Urban planners hoping to mitigate floods by specifically designing municipalities to soak up water
beSpacific 2025-08-04
“After massive flooding in 2011 caused $1.8 billion in damage, Copenhagen began refashioning its infrastructure: It built wetlands and parks, plus underground pipes and basins, to gather and redirect the rainwater. The project is ongoing, but it is already helping the Danish capital withstand torrential rains, and the “sponge city” model is being copied by “cities as disparate as Auckland, Nairobi, Singapore, New York, Rotterdam, and Berlin,” Yale Environment 360 reported. Using nature-based features, like gardens and trees, is key, as while rainwater gathers on top of concrete, it filters down into soil, and is sucked up by plants…

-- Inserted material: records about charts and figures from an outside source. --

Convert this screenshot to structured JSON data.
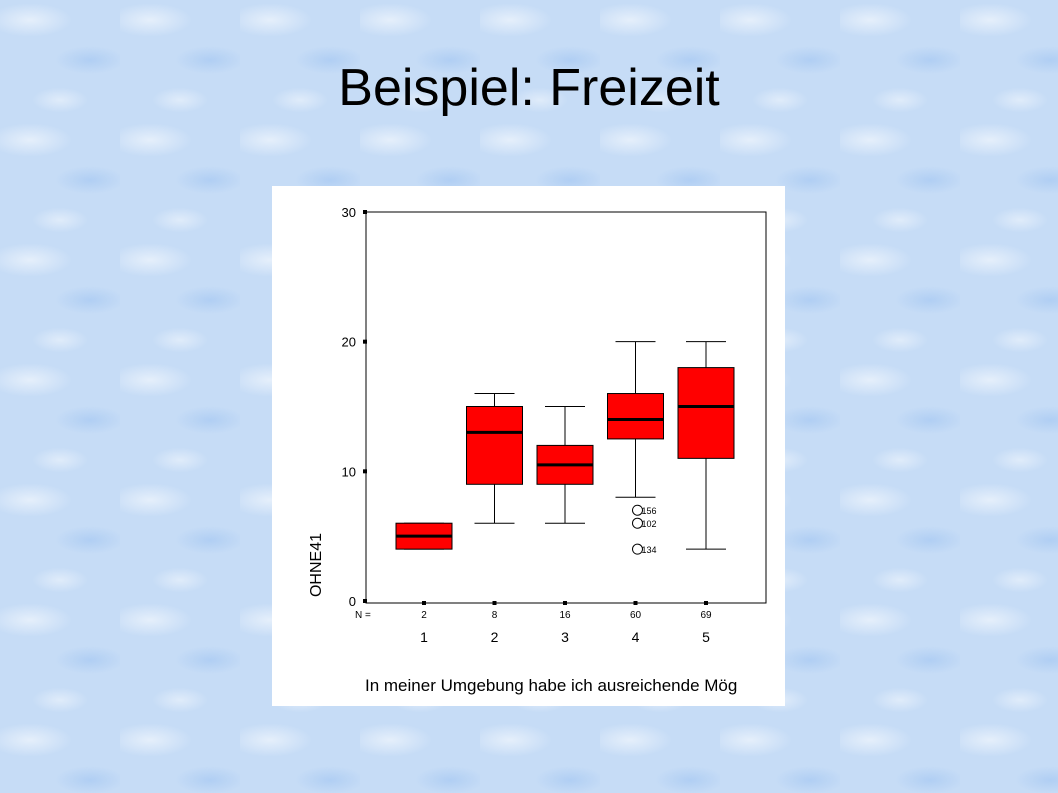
{
  "slide": {
    "title": "Beispiel: Freizeit"
  },
  "chart_data": {
    "type": "box",
    "ylabel": "OHNE41",
    "xlabel": "In meiner Umgebung habe ich ausreichende Mög",
    "ylim": [
      0,
      30
    ],
    "yticks": [
      0,
      10,
      20,
      30
    ],
    "n_label": "N =",
    "box_color": "#ff0000",
    "categories": [
      "1",
      "2",
      "3",
      "4",
      "5"
    ],
    "boxes": [
      {
        "category": "1",
        "n": "2",
        "whisker_low": 4,
        "q1": 4,
        "median": 5,
        "q3": 6,
        "whisker_high": 6,
        "outliers": []
      },
      {
        "category": "2",
        "n": "8",
        "whisker_low": 6,
        "q1": 9,
        "median": 13,
        "q3": 15,
        "whisker_high": 16,
        "outliers": []
      },
      {
        "category": "3",
        "n": "16",
        "whisker_low": 6,
        "q1": 9,
        "median": 10.5,
        "q3": 12,
        "whisker_high": 15,
        "outliers": []
      },
      {
        "category": "4",
        "n": "60",
        "whisker_low": 8,
        "q1": 12.5,
        "median": 14,
        "q3": 16,
        "whisker_high": 20,
        "outliers": [
          {
            "value": 7,
            "label": "156"
          },
          {
            "value": 6,
            "label": "102"
          },
          {
            "value": 4,
            "label": "134"
          }
        ]
      },
      {
        "category": "5",
        "n": "69",
        "whisker_low": 4,
        "q1": 11,
        "median": 15,
        "q3": 18,
        "whisker_high": 20,
        "outliers": []
      }
    ]
  }
}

The Intergovernmental Panel on Climate Change predicts that urban centers in high latitudes will experience both heavier and more frequent rain events in future decades, with 100-year flood events at least doubling in frequency across 40 percent of the globe by 2050, according to a 2024 paper published in Nature. Moreover, the melting of polar ice sheets will cause sea levels to rise — an obvious threat to low-lying, sea-bound Denmark. The Danish Meteorological Institute predicts as much as 55 percent more precipitation in the winter months by 2100, with downpours ever more intense, should global temperatures rise by 2 to 3 degrees Celsius over preindustrial levels. Denmark’s adjacent seas — the North and the Baltic — could rise by up to 4 feet.